Buenos Aires - Cinco anos após o “corralito” financeiro, que limitou os saques bancários dos argentinos a 250 pesos por semana e levou a classe média a fazer panelaços pelas ruas, a Argentina segue seu caminho de recuperação econômica com outra receita heterodoxa: o congelamento de preços de produtos específicos.
A estratégia é alvo de duras críticas dos economistas, causa arrepios no empresariado e revolta o setor agropecuário, que ontem entrou em greve para protestar contra a política econômica do presidente Néstor Kirchner.
Ruralistas, que alegam prejuízos de US$ 766 milhões para o setor com o congelamento e a redução de preços, prometem fazer um “tratoraço” contra a tabela com preços de referência para os alimentos e as retenções sobre as exportações.

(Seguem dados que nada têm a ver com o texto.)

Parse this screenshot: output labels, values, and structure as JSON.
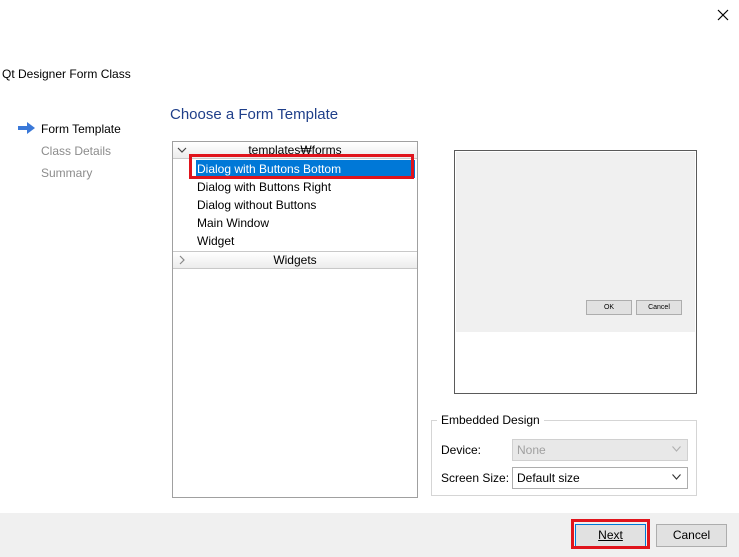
{
  "window": {
    "title": "Qt Designer Form Class",
    "close_icon": "close-icon"
  },
  "steps": [
    {
      "label": "Form Template",
      "active": true
    },
    {
      "label": "Class Details",
      "active": false
    },
    {
      "label": "Summary",
      "active": false
    }
  ],
  "page": {
    "title": "Choose a Form Template"
  },
  "tree": {
    "groups": [
      {
        "label": "templates₩forms",
        "expanded": true,
        "items": [
          {
            "label": "Dialog with Buttons Bottom",
            "selected": true
          },
          {
            "label": "Dialog with Buttons Right",
            "selected": false
          },
          {
            "label": "Dialog without Buttons",
            "selected": false
          },
          {
            "label": "Main Window",
            "selected": false
          },
          {
            "label": "Widget",
            "selected": false
          }
        ]
      },
      {
        "label": "Widgets",
        "expanded": false,
        "items": []
      }
    ]
  },
  "preview": {
    "ok_label": "OK",
    "cancel_label": "Cancel"
  },
  "embedded_design": {
    "title": "Embedded Design",
    "device_label": "Device:",
    "device_value": "None",
    "screen_size_label": "Screen Size:",
    "screen_size_value": "Default size"
  },
  "buttons": {
    "next_label": "Next",
    "cancel_label": "Cancel"
  },
  "colors": {
    "selection": "#0078d7",
    "highlight_box": "#e0141c",
    "page_title": "#1f3f8a"
  }
}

O plano é suspender a entrega de carne, cereais, frutas e hortaliças aos mercados e ainda bloquear estradas. Segundo o Centro de Educação do Consumidor, os cortes de carne mais consumidos podem subir 100% com o desabastecimento.
Alheio à reclamação dos ruralistas, para atingir dois objetivos difíceis de conciliar - manter elevados os níveis de consumo que sustentam o crescimento econômico e conter o avanço inflacionário -, o governo usa os chamados “acordos de preço” para estipular desde o valor de frutas, hortaliças, hambúrgueres e refrigerantes aos preços das vitrines de grifes como Yves Saint Laurent e Christian Dior.
Com os olhos fixos nas eleições para a Casa Rosada em 2007, o presidente Kirchner faz questão de mostrar seu envolvimento pessoal nesse controle. O marketing político funciona: a impressão que se tem, ao ler os jornais locais ou ao assistir à TV, é a de que o presidente cuida de cada pequena compra feita pelo consumidor argentino.
De acordo com estudo da consultoria Ecolatina, também são evidentes as limitações para avançar com os “acordos de preço” nos mercados em que operam muitos agentes, destacando aumentos importantes em serviços, sobretudo educação (21% só neste ano), além de habitação e vestuário.